Il relève mon menton pour que je le regarde dans les yeux. J'avais oublié à quel point ses yeux étaient magnifiques.

Je souris, gêné, et commence à le soigner. Je ne peux m'empêcher de le regarder sans cesse. Je continue de désinfecter ses plaies jusqu'à ce qu'il attrape ma main gauche pour effleurer ma bague. Il me regarde avec étonnement.

- Tu l'as gardé ?

- Menthaïs l'a désensorcelée. Et c'est grâce à cette bague que je suis là.

- A cause de moi, tu veux dire.

Il ne me regarde plus à présent. Il fixe la fenêtre avec beaucoup trop d'attention. Je continue de le soigner tout en lui parlant doucement.

- Nick est très manipulateur. Tu n'es pas le seul à t'être fait avoir, Théo a fait bien pire à cause de lui.

- J'ai fait ça en toute connaissance de cause et surtout je pensais bien faire. Pour finir, la bague t'a transformée en être infame et tu n'es même pas ma compagne.

Devil serait-il jaloux ? Je souris à la suite de cette pensée. Dans un sens, Devil m'a sauvé la vie. Je n'aurais pas supporté une année de plus sur Terre.

- Il n'y a plus aucun lien entre Théo et moi. Je crois même que le lien de compagne est en train de s'estomper au fur et à mesure qu'on s'éloigne l'un de l'autre.

Je crois avoir vu un sourire apparaitre sur son visage pendant quelques secondes mais je n'en suis pas totalement sûre.

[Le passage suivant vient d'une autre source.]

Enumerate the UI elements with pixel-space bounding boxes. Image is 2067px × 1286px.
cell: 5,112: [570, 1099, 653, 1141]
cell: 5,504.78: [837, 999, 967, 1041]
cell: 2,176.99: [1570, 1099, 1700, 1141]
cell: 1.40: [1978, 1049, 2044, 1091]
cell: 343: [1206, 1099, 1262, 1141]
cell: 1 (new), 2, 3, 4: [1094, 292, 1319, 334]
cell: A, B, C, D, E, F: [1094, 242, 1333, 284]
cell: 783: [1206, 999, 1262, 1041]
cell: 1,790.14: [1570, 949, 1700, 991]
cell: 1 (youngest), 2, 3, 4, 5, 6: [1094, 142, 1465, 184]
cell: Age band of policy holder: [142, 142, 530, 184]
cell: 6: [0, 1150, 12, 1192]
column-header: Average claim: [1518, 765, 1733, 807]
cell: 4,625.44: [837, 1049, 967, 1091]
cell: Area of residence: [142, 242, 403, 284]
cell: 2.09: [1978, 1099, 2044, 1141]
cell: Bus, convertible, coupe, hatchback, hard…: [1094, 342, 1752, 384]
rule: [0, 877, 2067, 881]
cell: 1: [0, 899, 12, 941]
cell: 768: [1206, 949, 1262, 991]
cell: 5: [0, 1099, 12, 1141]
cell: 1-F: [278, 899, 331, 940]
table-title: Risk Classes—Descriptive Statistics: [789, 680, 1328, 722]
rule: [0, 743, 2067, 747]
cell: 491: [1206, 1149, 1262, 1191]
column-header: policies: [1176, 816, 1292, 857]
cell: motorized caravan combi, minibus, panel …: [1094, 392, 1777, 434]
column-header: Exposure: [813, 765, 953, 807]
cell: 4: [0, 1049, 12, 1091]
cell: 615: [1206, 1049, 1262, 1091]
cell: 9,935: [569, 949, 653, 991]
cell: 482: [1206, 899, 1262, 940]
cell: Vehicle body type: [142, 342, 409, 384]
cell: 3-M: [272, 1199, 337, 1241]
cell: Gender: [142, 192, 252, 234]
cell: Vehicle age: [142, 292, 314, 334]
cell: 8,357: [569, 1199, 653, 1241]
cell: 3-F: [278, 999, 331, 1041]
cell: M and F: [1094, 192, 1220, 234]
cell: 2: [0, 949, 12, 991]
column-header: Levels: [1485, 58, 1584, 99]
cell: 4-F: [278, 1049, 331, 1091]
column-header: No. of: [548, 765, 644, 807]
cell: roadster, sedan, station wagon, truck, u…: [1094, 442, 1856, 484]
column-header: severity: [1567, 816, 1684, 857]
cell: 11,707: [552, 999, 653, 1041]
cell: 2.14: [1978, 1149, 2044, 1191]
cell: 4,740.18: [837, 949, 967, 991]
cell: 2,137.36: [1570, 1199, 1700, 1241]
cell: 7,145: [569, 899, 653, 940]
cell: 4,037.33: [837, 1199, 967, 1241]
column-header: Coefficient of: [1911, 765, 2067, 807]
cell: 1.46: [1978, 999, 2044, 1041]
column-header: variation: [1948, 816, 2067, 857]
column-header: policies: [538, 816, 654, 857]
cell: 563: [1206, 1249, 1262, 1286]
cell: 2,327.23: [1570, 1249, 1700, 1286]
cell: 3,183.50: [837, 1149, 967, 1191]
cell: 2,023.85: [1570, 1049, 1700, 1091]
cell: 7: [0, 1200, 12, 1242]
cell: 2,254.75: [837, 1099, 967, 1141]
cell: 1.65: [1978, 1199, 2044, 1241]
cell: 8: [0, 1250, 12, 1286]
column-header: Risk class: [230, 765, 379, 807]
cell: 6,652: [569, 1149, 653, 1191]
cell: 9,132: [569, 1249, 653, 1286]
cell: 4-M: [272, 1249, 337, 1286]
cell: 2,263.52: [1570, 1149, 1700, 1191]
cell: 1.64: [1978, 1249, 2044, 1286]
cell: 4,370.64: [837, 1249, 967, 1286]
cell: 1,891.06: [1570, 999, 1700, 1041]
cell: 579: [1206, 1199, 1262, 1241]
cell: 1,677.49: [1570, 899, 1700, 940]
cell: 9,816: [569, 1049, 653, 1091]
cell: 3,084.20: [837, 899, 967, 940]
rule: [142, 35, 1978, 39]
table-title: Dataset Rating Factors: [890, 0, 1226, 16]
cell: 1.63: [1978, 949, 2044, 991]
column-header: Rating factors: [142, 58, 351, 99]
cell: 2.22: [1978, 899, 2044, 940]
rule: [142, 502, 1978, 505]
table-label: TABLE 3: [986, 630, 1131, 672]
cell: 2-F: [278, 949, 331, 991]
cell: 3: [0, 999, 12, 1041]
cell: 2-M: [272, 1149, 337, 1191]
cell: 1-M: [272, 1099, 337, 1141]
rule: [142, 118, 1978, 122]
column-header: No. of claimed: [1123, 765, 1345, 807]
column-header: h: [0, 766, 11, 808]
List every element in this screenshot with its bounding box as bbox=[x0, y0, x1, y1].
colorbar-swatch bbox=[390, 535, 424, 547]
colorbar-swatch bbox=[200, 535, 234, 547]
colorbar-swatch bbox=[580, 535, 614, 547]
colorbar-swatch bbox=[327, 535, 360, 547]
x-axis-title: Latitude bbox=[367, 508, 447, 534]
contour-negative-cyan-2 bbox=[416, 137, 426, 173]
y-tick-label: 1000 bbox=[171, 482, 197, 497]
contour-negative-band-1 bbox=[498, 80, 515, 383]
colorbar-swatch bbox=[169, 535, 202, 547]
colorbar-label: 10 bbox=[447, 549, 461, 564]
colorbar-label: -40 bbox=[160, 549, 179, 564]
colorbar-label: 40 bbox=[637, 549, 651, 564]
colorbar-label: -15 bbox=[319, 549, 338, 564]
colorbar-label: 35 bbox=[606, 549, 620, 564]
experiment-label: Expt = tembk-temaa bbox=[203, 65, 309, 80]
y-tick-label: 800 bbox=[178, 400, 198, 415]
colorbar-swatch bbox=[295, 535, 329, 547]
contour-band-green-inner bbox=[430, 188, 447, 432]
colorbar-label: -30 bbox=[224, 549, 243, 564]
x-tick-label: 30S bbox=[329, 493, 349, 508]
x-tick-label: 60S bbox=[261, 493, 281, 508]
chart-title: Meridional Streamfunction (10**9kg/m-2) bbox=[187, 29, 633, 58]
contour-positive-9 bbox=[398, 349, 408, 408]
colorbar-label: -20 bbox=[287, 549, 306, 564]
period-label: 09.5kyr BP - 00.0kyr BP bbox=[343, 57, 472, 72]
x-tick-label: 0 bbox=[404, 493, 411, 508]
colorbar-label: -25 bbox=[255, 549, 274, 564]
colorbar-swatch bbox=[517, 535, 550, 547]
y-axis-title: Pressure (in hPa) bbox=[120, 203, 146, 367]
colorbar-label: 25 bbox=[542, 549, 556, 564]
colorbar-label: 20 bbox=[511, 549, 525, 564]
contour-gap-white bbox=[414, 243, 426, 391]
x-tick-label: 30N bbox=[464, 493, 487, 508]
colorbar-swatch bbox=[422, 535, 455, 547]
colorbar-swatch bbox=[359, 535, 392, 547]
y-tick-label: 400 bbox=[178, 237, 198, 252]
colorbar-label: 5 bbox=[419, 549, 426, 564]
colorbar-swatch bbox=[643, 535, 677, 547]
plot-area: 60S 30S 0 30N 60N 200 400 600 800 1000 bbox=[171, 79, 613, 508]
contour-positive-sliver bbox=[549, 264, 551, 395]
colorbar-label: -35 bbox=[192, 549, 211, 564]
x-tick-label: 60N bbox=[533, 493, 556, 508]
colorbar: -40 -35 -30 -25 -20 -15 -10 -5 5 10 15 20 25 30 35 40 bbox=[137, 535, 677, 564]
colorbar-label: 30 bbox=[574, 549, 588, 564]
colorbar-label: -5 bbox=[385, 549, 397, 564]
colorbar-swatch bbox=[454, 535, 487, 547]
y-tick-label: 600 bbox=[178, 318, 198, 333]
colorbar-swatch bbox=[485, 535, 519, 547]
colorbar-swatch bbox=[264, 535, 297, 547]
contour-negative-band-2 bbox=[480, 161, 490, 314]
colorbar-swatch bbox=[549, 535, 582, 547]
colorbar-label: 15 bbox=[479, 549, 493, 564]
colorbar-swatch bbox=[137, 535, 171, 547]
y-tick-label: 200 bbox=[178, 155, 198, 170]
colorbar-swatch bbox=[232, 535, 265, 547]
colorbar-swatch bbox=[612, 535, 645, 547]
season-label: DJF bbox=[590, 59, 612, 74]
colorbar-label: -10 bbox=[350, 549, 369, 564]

Je sais qu'il s'en veut de tout ce qui a pu arriver et je regrette profondément de ne pas avoir pu le sauver durant la bataille avec Athénaïs.

- Tu n'es pas une mauvaise personne, Devil.

Sur ces mots, je pose un baiser sur son front ce qui fait apparaître un autre rictus sur ses lèvres qu'il se dépêche d'effacer. Je lui dis de se reposer avant de sortir de la chambre, pour rejoindre les autres au rez-de-chaussée.